𝟒

1.7K 121 8
                                    

"Ee iyilik meleği nasılsın?" Hiç bilmediğim bi odaya gelmiş peşimden Doğan'ı da sürüklemiştim.

Yaptığım imaya güldü ve ekledi "Bu iyilik meleği iyiliğini düşünüyor. Sana bin defa dikkatli ol dedim ama beni dinlemiyorsun. İlla başına bi şey gelmesi lazım anlaman için."

Doğan çocukluk arkadaşımdı. Kendisi şu an doktorluk yapıyordu. Küçükken annesi yani komşumuz Rabia abla 'Büyüde de seni oğluma alacağım." Derdi hatta. Durup, Doğan'ın geçmişteki aptallıkları gözümün önüne geldi. Güldüm kendi kendime, sonra Erol'un o an bile buna karşı çıkması geldi aklıma Onun mutlu olmaya bile hakkı yok ne diyorsun sen Rabia abla! O bu hayata kendiyle getirdiği uğursuzluğu ve pisliği temizlemeye geldi' kolumdan çekiştirerek beni atölyeye sokmuştu o an. Rabia abla ise 'Yazık kıza, Beter ol sende adam! Küçücük kıza yaptıklarına bak.' O öylece kelimeler söylemişti sadece. Ama küçüklüğümde bana tek şefkat duygusunu tanıtan ve gösteren Rabia ablaydı.

"Ne daldın yine öyle?" Doğan elini önümde sallayarak beni kendime getirdi. "Çok düşünme," eliyle baş ve işaret parmağını kısıp gösterdi. "Şu kadarcık beynin kalmış ona da yazık." dedi.

Omzuma geçirirken bi tane inledi. Ağzını kapatmaya çalışırken kapı cart diye açıldı. "HAY S!KEYİM!" diye bağırdım.

Barış aniden "TAMAM GÖRMEMİŞ SAYIYORUM SİZ DEVAM EDİN!!" Demesiyle kapıyı açtığı gibi geri kapattı.

Elimi Doğan'ın ağzından çekerken kahkahasını dışarı attı.

Tip Tip ona bakarken. "Gülme, 1 saate kalmaz dedikodumuz yayılır." Barış kesin görmemiş davranıcaktı. Lanet olsun bi de Arel'in kulağına giderse bunun için de azar işitecektim.

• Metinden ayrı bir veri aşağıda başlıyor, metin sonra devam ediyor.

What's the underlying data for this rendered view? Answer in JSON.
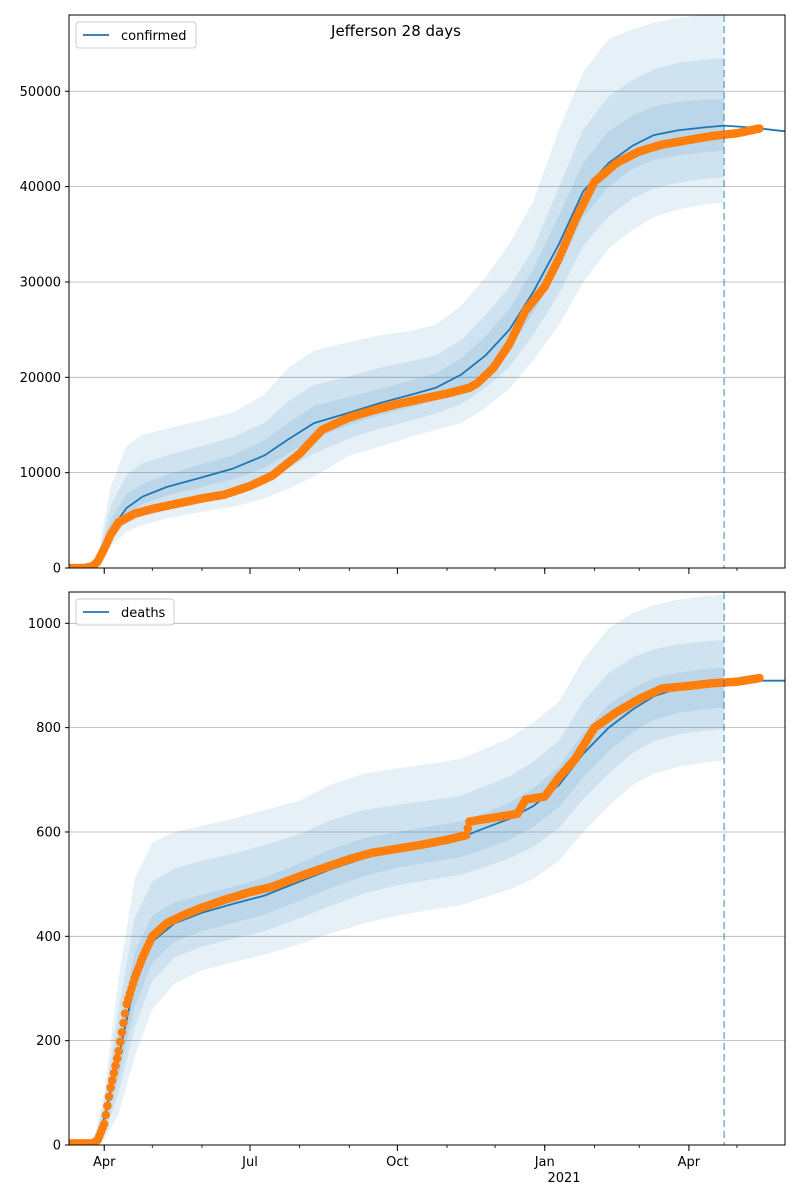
{
  "title": "Jefferson 28 days",
  "x_tick_labels": [
    "Apr",
    "Jul",
    "Oct",
    "Jan",
    "Apr"
  ],
  "x_year_label": "2021",
  "colors": {
    "model": "#1f77b4",
    "observed": "#ff7f0e",
    "band": "#1f77b4",
    "grid": "#b0b0b0",
    "forecast_line": "#1f77b4"
  },
  "forecast_date": "2021-04-23",
  "chart_data": [
    {
      "type": "line",
      "legend": "confirmed",
      "legend_position": "top-left",
      "grid": "y",
      "x_range": [
        "2020-03-10",
        "2021-05-31"
      ],
      "ylim": [
        0,
        58000
      ],
      "y_ticks": [
        0,
        10000,
        20000,
        30000,
        40000,
        50000
      ],
      "series": [
        {
          "name": "confirmed",
          "kind": "model",
          "x": [
            "2020-03-10",
            "2020-03-20",
            "2020-03-28",
            "2020-04-05",
            "2020-04-15",
            "2020-04-25",
            "2020-05-10",
            "2020-06-01",
            "2020-06-20",
            "2020-07-10",
            "2020-07-25",
            "2020-08-10",
            "2020-09-01",
            "2020-09-20",
            "2020-10-10",
            "2020-10-25",
            "2020-11-10",
            "2020-11-25",
            "2020-12-10",
            "2020-12-25",
            "2021-01-10",
            "2021-01-25",
            "2021-02-10",
            "2021-02-25",
            "2021-03-10",
            "2021-03-25",
            "2021-04-10",
            "2021-04-23",
            "2021-05-10",
            "2021-05-31"
          ],
          "values": [
            0,
            0,
            600,
            4000,
            6300,
            7500,
            8500,
            9500,
            10400,
            11800,
            13500,
            15200,
            16300,
            17300,
            18200,
            18900,
            20300,
            22300,
            25000,
            29000,
            34000,
            39500,
            42500,
            44300,
            45400,
            45900,
            46200,
            46400,
            46200,
            45800
          ]
        },
        {
          "name": "observed",
          "kind": "observed",
          "x": [
            "2020-03-10",
            "2020-03-20",
            "2020-03-25",
            "2020-03-28",
            "2020-04-01",
            "2020-04-05",
            "2020-04-10",
            "2020-04-20",
            "2020-05-01",
            "2020-05-15",
            "2020-06-01",
            "2020-06-15",
            "2020-07-01",
            "2020-07-15",
            "2020-08-01",
            "2020-08-15",
            "2020-09-01",
            "2020-09-15",
            "2020-10-01",
            "2020-10-15",
            "2020-11-01",
            "2020-11-15",
            "2020-11-20",
            "2020-11-30",
            "2020-12-10",
            "2020-12-20",
            "2021-01-01",
            "2021-01-10",
            "2021-01-20",
            "2021-02-01",
            "2021-02-15",
            "2021-03-01",
            "2021-03-15",
            "2021-04-01",
            "2021-04-15",
            "2021-05-01",
            "2021-05-15"
          ],
          "values": [
            0,
            0,
            200,
            700,
            2000,
            3500,
            4800,
            5700,
            6200,
            6700,
            7300,
            7700,
            8600,
            9700,
            12000,
            14500,
            15800,
            16500,
            17200,
            17700,
            18300,
            18900,
            19400,
            21000,
            23500,
            27000,
            29500,
            32500,
            36500,
            40500,
            42500,
            43700,
            44400,
            44900,
            45300,
            45600,
            46100
          ]
        }
      ],
      "bands": [
        {
          "name": "outer",
          "x": [
            "2020-03-10",
            "2020-03-20",
            "2020-03-28",
            "2020-04-05",
            "2020-04-15",
            "2020-04-25",
            "2020-05-10",
            "2020-06-01",
            "2020-06-20",
            "2020-07-10",
            "2020-07-25",
            "2020-08-10",
            "2020-09-01",
            "2020-09-20",
            "2020-10-10",
            "2020-10-25",
            "2020-11-10",
            "2020-11-25",
            "2020-12-10",
            "2020-12-25",
            "2021-01-10",
            "2021-01-25",
            "2021-02-10",
            "2021-02-25",
            "2021-03-10",
            "2021-03-25",
            "2021-04-10",
            "2021-04-23"
          ],
          "lower": [
            0,
            0,
            150,
            2300,
            3800,
            4500,
            5200,
            5900,
            6400,
            7300,
            8300,
            9600,
            11800,
            12700,
            13800,
            14500,
            15200,
            16800,
            18800,
            21800,
            25500,
            30000,
            33500,
            35500,
            36800,
            37600,
            38100,
            38300
          ],
          "upper": [
            0,
            0,
            1300,
            8500,
            12800,
            14000,
            14600,
            15500,
            16300,
            18200,
            21000,
            22800,
            23700,
            24400,
            24900,
            25500,
            27500,
            30500,
            34000,
            38500,
            46000,
            52000,
            55500,
            56500,
            57200,
            57700,
            58000,
            58200
          ]
        },
        {
          "name": "middle",
          "x": [
            "2020-03-10",
            "2020-03-20",
            "2020-03-28",
            "2020-04-05",
            "2020-04-15",
            "2020-04-25",
            "2020-05-10",
            "2020-06-01",
            "2020-06-20",
            "2020-07-10",
            "2020-07-25",
            "2020-08-10",
            "2020-09-01",
            "2020-09-20",
            "2020-10-10",
            "2020-10-25",
            "2020-11-10",
            "2020-11-25",
            "2020-12-10",
            "2020-12-25",
            "2021-01-10",
            "2021-01-25",
            "2021-02-10",
            "2021-02-25",
            "2021-03-10",
            "2021-03-25",
            "2021-04-10",
            "2021-04-23"
          ],
          "lower": [
            0,
            0,
            300,
            3000,
            4900,
            5900,
            6700,
            7400,
            8100,
            9200,
            10500,
            12000,
            13600,
            14600,
            15500,
            16200,
            17200,
            18900,
            21100,
            24500,
            28800,
            33800,
            36900,
            38800,
            39800,
            40400,
            40800,
            41000
          ],
          "upper": [
            0,
            0,
            1000,
            6500,
            9800,
            11000,
            11800,
            12800,
            13700,
            15200,
            17500,
            19200,
            20100,
            21000,
            21700,
            22300,
            23900,
            26500,
            29500,
            33500,
            40000,
            46000,
            49500,
            51200,
            52300,
            53000,
            53300,
            53500
          ]
        },
        {
          "name": "inner",
          "x": [
            "2020-03-10",
            "2020-03-20",
            "2020-03-28",
            "2020-04-05",
            "2020-04-15",
            "2020-04-25",
            "2020-05-10",
            "2020-06-01",
            "2020-06-20",
            "2020-07-10",
            "2020-07-25",
            "2020-08-10",
            "2020-09-01",
            "2020-09-20",
            "2020-10-10",
            "2020-10-25",
            "2020-11-10",
            "2020-11-25",
            "2020-12-10",
            "2020-12-25",
            "2021-01-10",
            "2021-01-25",
            "2021-02-10",
            "2021-02-25",
            "2021-03-10",
            "2021-03-25",
            "2021-04-10",
            "2021-04-23"
          ],
          "lower": [
            0,
            0,
            450,
            3500,
            5600,
            6700,
            7600,
            8500,
            9300,
            10500,
            12000,
            13600,
            15000,
            16000,
            16900,
            17600,
            18800,
            20600,
            23000,
            26800,
            31500,
            36800,
            40000,
            41900,
            42800,
            43300,
            43600,
            43800
          ],
          "upper": [
            0,
            0,
            800,
            5000,
            7800,
            8800,
            9800,
            10900,
            11800,
            13400,
            15200,
            17000,
            17900,
            18800,
            19700,
            20400,
            22000,
            24300,
            27200,
            31400,
            37000,
            42500,
            45800,
            47500,
            48400,
            48900,
            49100,
            49200
          ]
        }
      ]
    },
    {
      "type": "line",
      "legend": "deaths",
      "legend_position": "top-left",
      "grid": "y",
      "x_range": [
        "2020-03-10",
        "2021-05-31"
      ],
      "ylim": [
        0,
        1060
      ],
      "y_ticks": [
        0,
        200,
        400,
        600,
        800,
        1000
      ],
      "series": [
        {
          "name": "deaths",
          "kind": "model",
          "x": [
            "2020-03-10",
            "2020-03-25",
            "2020-04-01",
            "2020-04-10",
            "2020-04-20",
            "2020-05-01",
            "2020-05-15",
            "2020-06-01",
            "2020-06-20",
            "2020-07-10",
            "2020-08-01",
            "2020-08-20",
            "2020-09-10",
            "2020-10-01",
            "2020-10-20",
            "2020-11-10",
            "2020-11-25",
            "2020-12-10",
            "2020-12-25",
            "2021-01-10",
            "2021-01-25",
            "2021-02-10",
            "2021-02-25",
            "2021-03-10",
            "2021-03-25",
            "2021-04-10",
            "2021-04-23",
            "2021-05-10",
            "2021-05-31"
          ],
          "values": [
            0,
            0,
            50,
            170,
            310,
            390,
            425,
            445,
            462,
            478,
            505,
            528,
            550,
            567,
            578,
            590,
            608,
            625,
            650,
            690,
            750,
            800,
            835,
            860,
            875,
            882,
            885,
            890,
            890
          ]
        },
        {
          "name": "observed",
          "kind": "observed",
          "x": [
            "2020-03-10",
            "2020-03-25",
            "2020-03-28",
            "2020-04-01",
            "2020-04-05",
            "2020-04-10",
            "2020-04-15",
            "2020-04-20",
            "2020-04-25",
            "2020-05-01",
            "2020-05-10",
            "2020-05-20",
            "2020-06-01",
            "2020-06-15",
            "2020-07-01",
            "2020-07-15",
            "2020-08-01",
            "2020-08-15",
            "2020-09-01",
            "2020-09-15",
            "2020-10-01",
            "2020-10-15",
            "2020-11-01",
            "2020-11-13",
            "2020-11-15",
            "2020-12-01",
            "2020-12-15",
            "2020-12-20",
            "2021-01-01",
            "2021-01-10",
            "2021-01-20",
            "2021-02-01",
            "2021-02-15",
            "2021-03-01",
            "2021-03-15",
            "2021-04-01",
            "2021-04-15",
            "2021-05-01",
            "2021-05-15"
          ],
          "values": [
            3,
            3,
            10,
            40,
            110,
            180,
            270,
            320,
            360,
            400,
            425,
            440,
            455,
            470,
            485,
            495,
            515,
            530,
            548,
            560,
            568,
            575,
            585,
            594,
            620,
            628,
            635,
            662,
            668,
            705,
            740,
            800,
            830,
            855,
            875,
            880,
            885,
            888,
            895
          ]
        }
      ],
      "bands": [
        {
          "name": "outer",
          "x": [
            "2020-03-10",
            "2020-03-25",
            "2020-04-01",
            "2020-04-10",
            "2020-04-20",
            "2020-05-01",
            "2020-05-15",
            "2020-06-01",
            "2020-06-20",
            "2020-07-10",
            "2020-08-01",
            "2020-08-20",
            "2020-09-10",
            "2020-10-01",
            "2020-10-20",
            "2020-11-10",
            "2020-11-25",
            "2020-12-10",
            "2020-12-25",
            "2021-01-10",
            "2021-01-25",
            "2021-02-10",
            "2021-02-25",
            "2021-03-10",
            "2021-03-25",
            "2021-04-10",
            "2021-04-23"
          ],
          "lower": [
            0,
            0,
            10,
            60,
            170,
            260,
            310,
            335,
            350,
            365,
            385,
            405,
            425,
            440,
            450,
            460,
            475,
            490,
            510,
            545,
            600,
            650,
            690,
            712,
            725,
            733,
            738
          ],
          "upper": [
            0,
            0,
            100,
            320,
            510,
            580,
            600,
            612,
            625,
            642,
            660,
            690,
            712,
            722,
            730,
            740,
            760,
            780,
            810,
            850,
            930,
            990,
            1020,
            1035,
            1045,
            1052,
            1055
          ]
        },
        {
          "name": "middle",
          "x": [
            "2020-03-10",
            "2020-03-25",
            "2020-04-01",
            "2020-04-10",
            "2020-04-20",
            "2020-05-01",
            "2020-05-15",
            "2020-06-01",
            "2020-06-20",
            "2020-07-10",
            "2020-08-01",
            "2020-08-20",
            "2020-09-10",
            "2020-10-01",
            "2020-10-20",
            "2020-11-10",
            "2020-11-25",
            "2020-12-10",
            "2020-12-25",
            "2021-01-10",
            "2021-01-25",
            "2021-02-10",
            "2021-02-25",
            "2021-03-10",
            "2021-03-25",
            "2021-04-10",
            "2021-04-23"
          ],
          "lower": [
            0,
            0,
            20,
            100,
            225,
            315,
            360,
            380,
            395,
            410,
            435,
            458,
            482,
            498,
            508,
            518,
            533,
            550,
            572,
            608,
            663,
            712,
            752,
            774,
            787,
            794,
            798
          ],
          "upper": [
            0,
            0,
            80,
            260,
            435,
            505,
            530,
            545,
            558,
            575,
            596,
            622,
            642,
            652,
            660,
            670,
            688,
            706,
            735,
            775,
            850,
            905,
            935,
            950,
            960,
            965,
            968
          ]
        },
        {
          "name": "inner",
          "x": [
            "2020-03-10",
            "2020-03-25",
            "2020-04-01",
            "2020-04-10",
            "2020-04-20",
            "2020-05-01",
            "2020-05-15",
            "2020-06-01",
            "2020-06-20",
            "2020-07-10",
            "2020-08-01",
            "2020-08-20",
            "2020-09-10",
            "2020-10-01",
            "2020-10-20",
            "2020-11-10",
            "2020-11-25",
            "2020-12-10",
            "2020-12-25",
            "2021-01-10",
            "2021-01-25",
            "2021-02-10",
            "2021-02-25",
            "2021-03-10",
            "2021-03-25",
            "2021-04-10",
            "2021-04-23"
          ],
          "lower": [
            0,
            0,
            30,
            130,
            265,
            350,
            390,
            410,
            425,
            442,
            468,
            492,
            515,
            532,
            542,
            552,
            568,
            585,
            610,
            648,
            705,
            755,
            792,
            815,
            828,
            835,
            838
          ],
          "upper": [
            0,
            0,
            65,
            215,
            370,
            440,
            465,
            480,
            495,
            512,
            540,
            566,
            588,
            600,
            610,
            620,
            638,
            656,
            684,
            725,
            790,
            845,
            875,
            895,
            905,
            912,
            915
          ]
        }
      ]
    }
  ]
}
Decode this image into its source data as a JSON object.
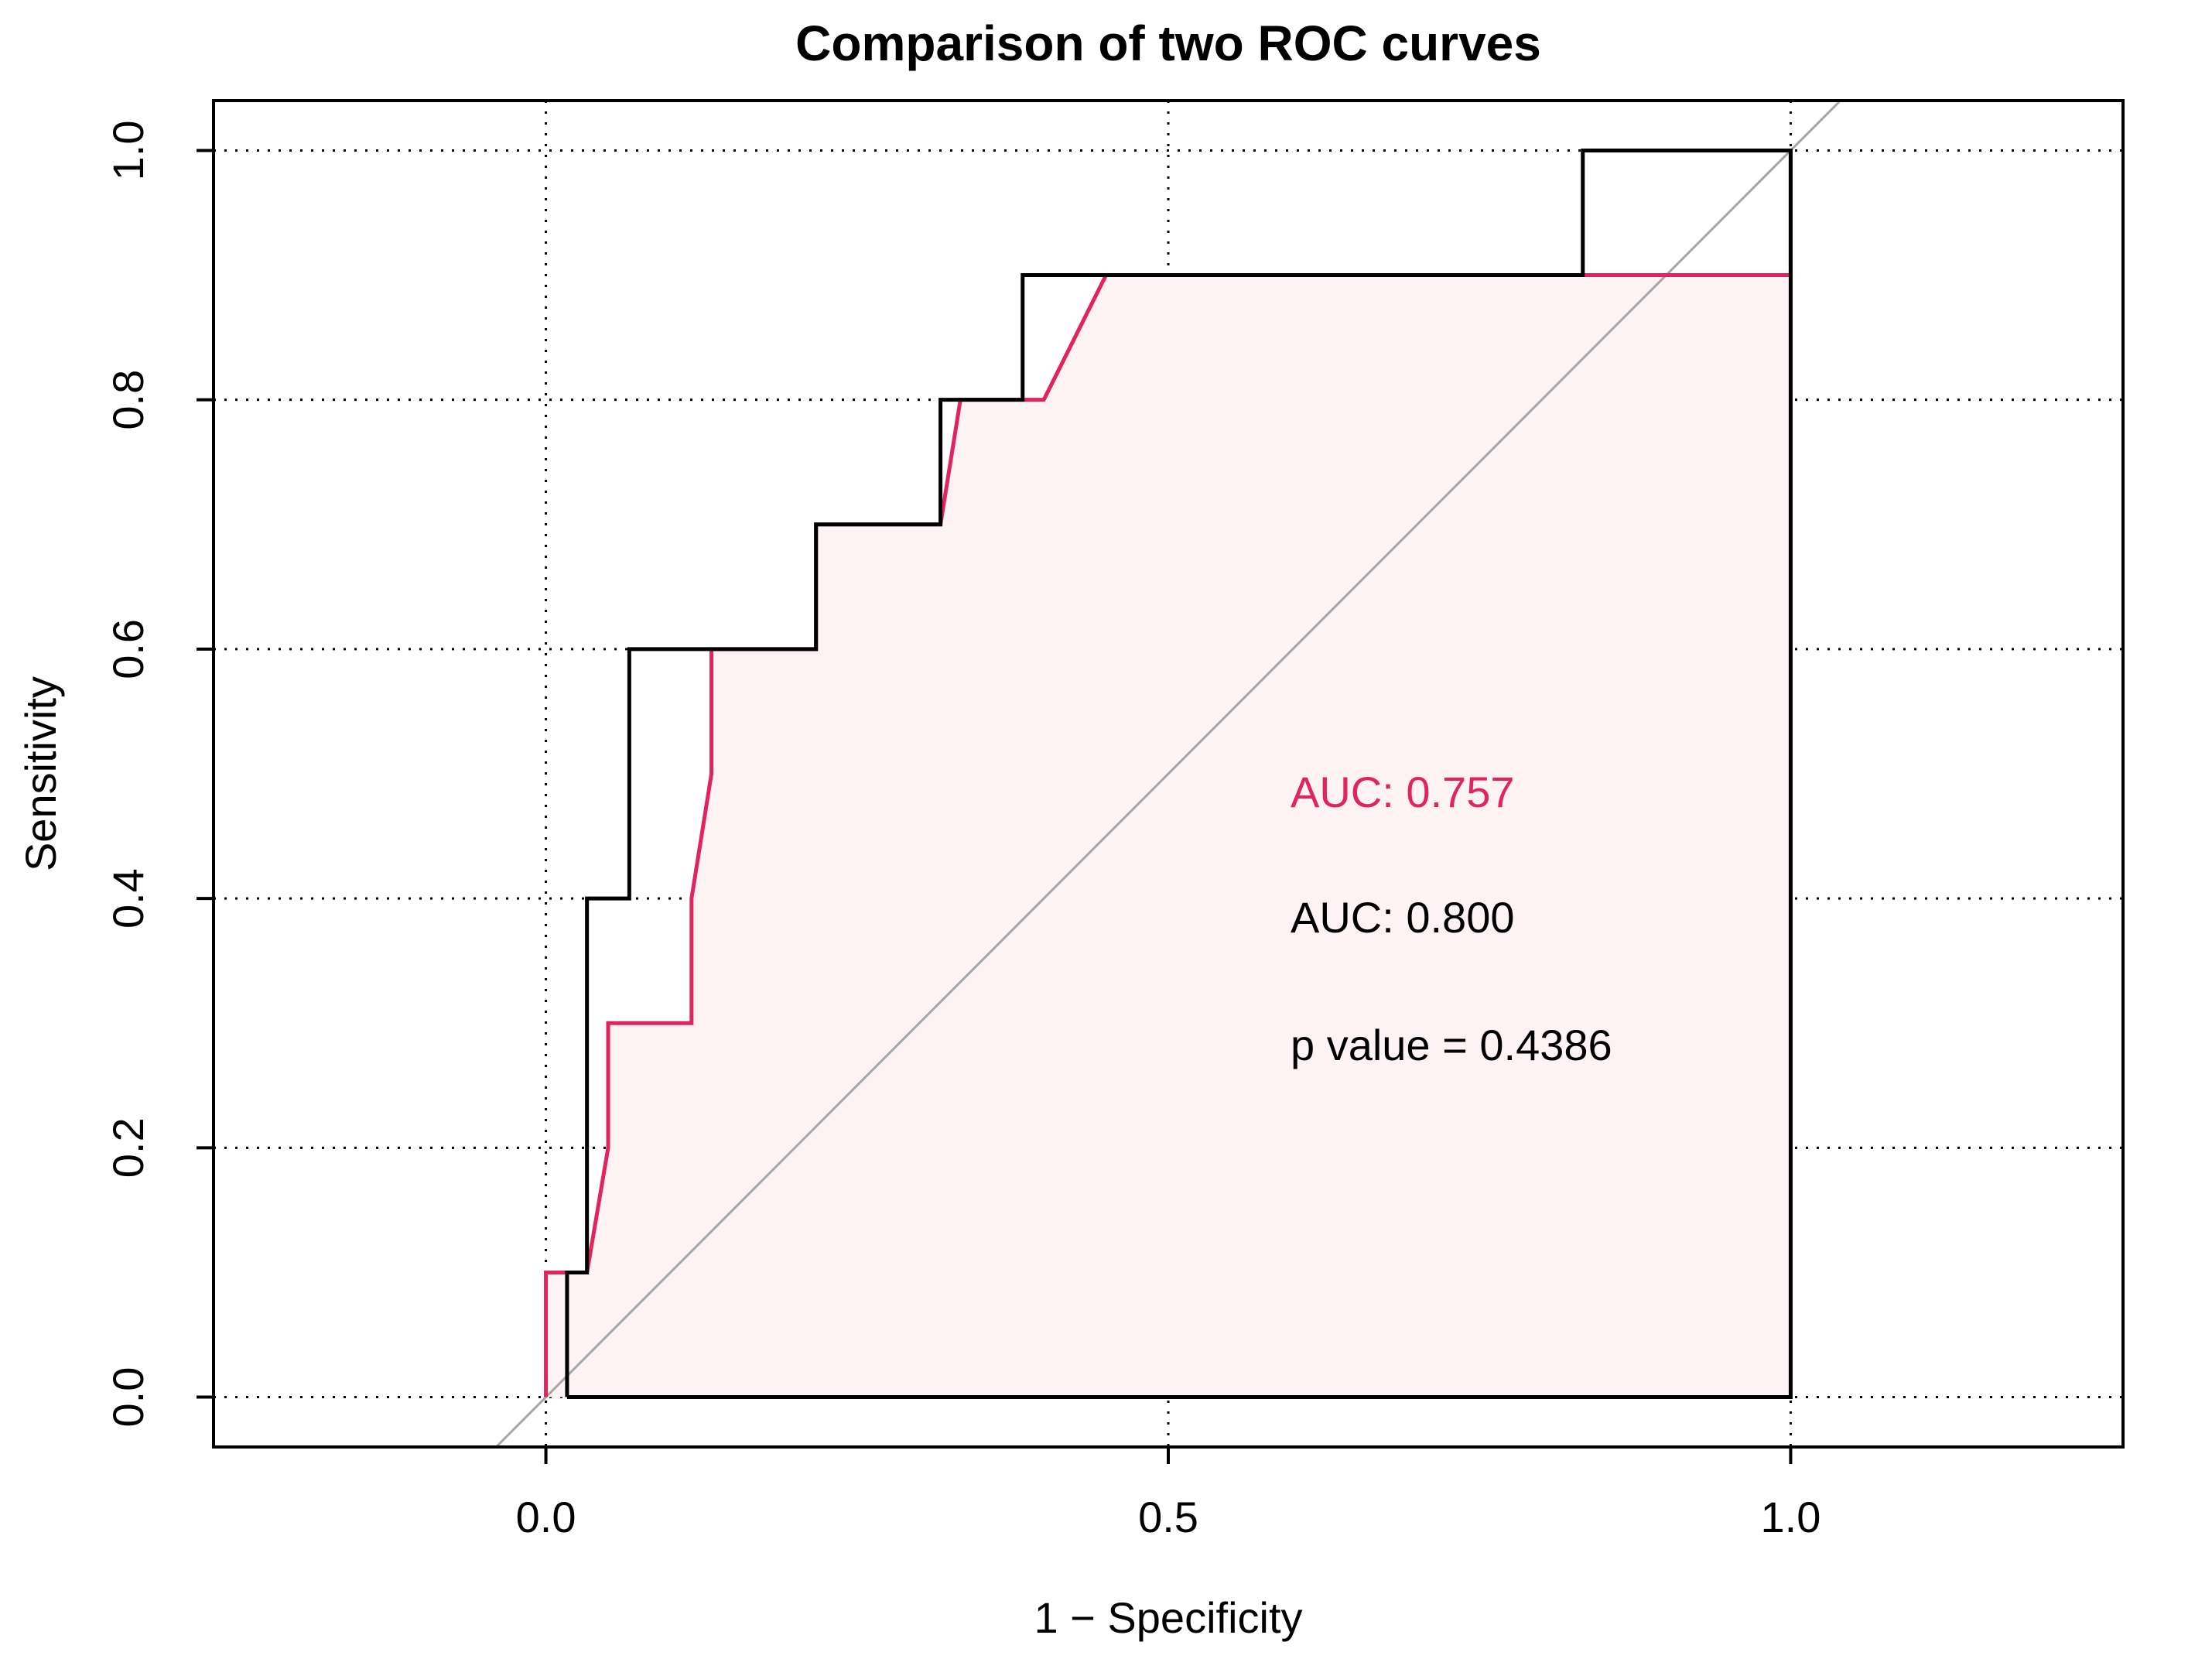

Zaten her şey birikmişti bi de bu mu yani?

Gülmesini sonunda bastırırken. "Biraz rahat ol, hem benim gibi biriyle adın çıktı. Şimdi seninle evlenmek zorunda da kaldık." Yanağının içini gülmemek için ısırıyordu.

"Arel bu sefer beni çiğ çiğ yiyecek."

Dediğim kelimeye inanmıyormuş gibi "Sen birinden mi korkuyorsun? Lidya birinden mi korkuyor." dedi.

"Korkmuyorum seni ahmak!" Kokmuyorsan bu telaşın ne Lidya? İç sesim yine devreye girerken düşüncelerimi okumuşçasına Doğan ağzını açtı.

"Sen bi de aşık-" Ağzını tekrar kapattım. Sesi tahminimden yüksek çıkmıştı.

"Hayır, Ne alaka hem Komutanım o benim." Elimi tekrar ağzından çektim ve "Millet iyice işi pişirdiğimizi düşünmeden çıkıyorum ben." Tam gidicektim ki kolunu cimdim. "Ve planıma burnunu sokma! Onlarla aynı hedefte değilim onlar o herifi yaşatacak, bense onu öldürmek istiyorum." Kapıyı kapattım ve çıktım o daracık odadan.

Üstümde ki tozları silkelerken 2 askerin fısır fısır bana bakıp konuştuklarını gördüm. "Bi şey mi vardı Askerler?" Daha kısa boylu olan kafasını salladı ve yatakhaneye gittim. Üstümü değiştirip bi an önce uyumak istiyordum.

Yatakhanenin girişinde Elif'i gördüm. Barışla konuşuyorlardı. Beni görmeleriyle Elif Barış'ı susturdu.

"Soğanla sonunda bitirdi-" Elif ayağına vurdu. Barış çenesini kapatırken.

"Dedikodu kazanı gibisin, Askeriye'yi mahalleye çevirdin."

Kapının girişinden bi adım atarken Barış tekrar konuştu. "Arel seni odasında bekliyor."

"Ona da hemen yetiştirdin mi yuh!" Elif inanmayarak Barış'a bakarken.

"Hayır, hayır. Bi iş için dedi." Kulağıma eğilip "Sanırım şu göt alıp verme mevzusu." Vurmam için geri sıçradı. "İyi geceler kızlar. Sabah çalışmada görüşürüz." El salladı.